Diamanten ("The Diamond") or Oksenøyveien 3 is an office building located at Fornebu in Bærum, Norway. It was built in 1985 as the head office of the airline Braathens SAFE, and later became the head office of SAS Braathens before the merger with Scandinavian Airlines. As of April 1, 2010, it has been the head office of Norwegian Air Shuttle.

==Facilities==
The building is 12900 m2, of which office space accounts for 10200 m2. It runs over three stories and has 177 parking spaces. It has a glass façade and is built in a postmodernist style, with the various annexes shaped like diamonds.

==History==
When Braathens SAFE was informed they had to leave their rented offices at Ruseløkkveien 26, the company decided to build a new head office near Oslo Airport, Fornebu. Diamanten was taken into use on 16 December 1985 and was officially opened in January 1986 by Minister of Transport and Communications Johan J. Jacobsen. The building was expanded in 1997. After Scandinavian Airlines System and Braathens merged to create SAS Braathens, Diamanten became the new company's headquarters. From 2007, when SAS Braathens was merged into SAS, it became SAS' head office in Norway. SAS rented the building for NOK 1,300 per square meter per month, giving a rental cost of NOK 17.4 million in 2009. After SAS decided to reduce its Norwegian administration from 300 to 100 people, it chose to move out of Diamanten from February 2010.

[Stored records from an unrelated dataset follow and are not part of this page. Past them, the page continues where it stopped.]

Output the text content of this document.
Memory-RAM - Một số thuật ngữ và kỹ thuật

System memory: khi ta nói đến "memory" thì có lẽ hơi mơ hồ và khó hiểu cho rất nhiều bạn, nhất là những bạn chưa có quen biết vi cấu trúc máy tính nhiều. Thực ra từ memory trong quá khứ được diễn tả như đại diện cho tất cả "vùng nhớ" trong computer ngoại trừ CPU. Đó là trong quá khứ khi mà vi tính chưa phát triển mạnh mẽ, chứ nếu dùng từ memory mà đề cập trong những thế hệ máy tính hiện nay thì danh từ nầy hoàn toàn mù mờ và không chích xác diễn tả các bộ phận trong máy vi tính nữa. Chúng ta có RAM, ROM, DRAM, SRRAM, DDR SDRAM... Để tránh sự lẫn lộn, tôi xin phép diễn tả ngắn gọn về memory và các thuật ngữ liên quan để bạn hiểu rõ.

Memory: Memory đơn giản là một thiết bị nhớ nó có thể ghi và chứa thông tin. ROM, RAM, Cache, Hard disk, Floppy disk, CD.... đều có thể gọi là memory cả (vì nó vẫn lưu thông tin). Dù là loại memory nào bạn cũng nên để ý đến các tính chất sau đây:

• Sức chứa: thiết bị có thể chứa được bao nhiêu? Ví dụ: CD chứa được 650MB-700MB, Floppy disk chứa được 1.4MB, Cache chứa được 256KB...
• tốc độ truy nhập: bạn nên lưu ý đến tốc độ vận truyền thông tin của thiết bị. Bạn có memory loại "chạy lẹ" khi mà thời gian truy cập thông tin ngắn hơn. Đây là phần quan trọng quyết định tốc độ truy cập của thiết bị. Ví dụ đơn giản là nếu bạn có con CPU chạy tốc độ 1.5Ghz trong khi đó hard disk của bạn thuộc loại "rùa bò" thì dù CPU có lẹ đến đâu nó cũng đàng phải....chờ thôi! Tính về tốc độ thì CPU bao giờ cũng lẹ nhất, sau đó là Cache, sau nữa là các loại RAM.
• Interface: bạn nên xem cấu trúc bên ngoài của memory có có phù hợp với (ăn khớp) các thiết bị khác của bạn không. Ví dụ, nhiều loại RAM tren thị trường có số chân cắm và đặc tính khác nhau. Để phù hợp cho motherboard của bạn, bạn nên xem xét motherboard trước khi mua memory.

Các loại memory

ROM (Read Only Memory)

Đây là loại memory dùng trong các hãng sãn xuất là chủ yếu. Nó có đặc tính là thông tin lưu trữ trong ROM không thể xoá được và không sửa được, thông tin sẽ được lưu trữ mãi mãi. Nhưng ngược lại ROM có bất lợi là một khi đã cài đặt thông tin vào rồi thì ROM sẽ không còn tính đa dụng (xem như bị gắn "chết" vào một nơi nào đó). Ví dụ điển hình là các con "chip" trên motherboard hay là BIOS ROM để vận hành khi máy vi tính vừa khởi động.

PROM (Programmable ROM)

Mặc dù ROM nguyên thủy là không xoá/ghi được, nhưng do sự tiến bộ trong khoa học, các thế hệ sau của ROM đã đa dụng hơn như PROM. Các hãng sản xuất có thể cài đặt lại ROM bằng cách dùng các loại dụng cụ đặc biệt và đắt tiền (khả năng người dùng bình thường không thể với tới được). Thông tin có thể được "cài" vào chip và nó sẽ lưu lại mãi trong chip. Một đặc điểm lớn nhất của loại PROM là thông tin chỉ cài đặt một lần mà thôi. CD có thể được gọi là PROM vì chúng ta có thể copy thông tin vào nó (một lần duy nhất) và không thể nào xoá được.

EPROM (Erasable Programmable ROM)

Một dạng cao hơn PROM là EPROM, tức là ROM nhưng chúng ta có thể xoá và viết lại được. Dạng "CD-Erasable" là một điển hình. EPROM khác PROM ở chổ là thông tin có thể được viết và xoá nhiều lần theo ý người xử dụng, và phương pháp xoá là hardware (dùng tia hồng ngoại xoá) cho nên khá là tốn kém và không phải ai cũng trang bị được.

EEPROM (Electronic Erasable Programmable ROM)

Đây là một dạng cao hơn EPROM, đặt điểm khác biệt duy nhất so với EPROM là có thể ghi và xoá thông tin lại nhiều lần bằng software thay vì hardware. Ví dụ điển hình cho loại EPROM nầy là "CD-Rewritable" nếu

On 24 February 2010, Norwegian Property announced that they had sold the building to Hbk Invest, which is 84% owned by Bjørn Kjos, the former CEO of Norwegian Air Shuttle. The building cost NOK 175 million, giving a yield of 8%. At the same time, Norwegian Air Shuttle announced that they would move their head office from various offices at Fornebu to Diamanten. The rental agreement has a duration of ten years, with an option to extend for another five years and the right to purchase the building for the price paid by HKB Invest.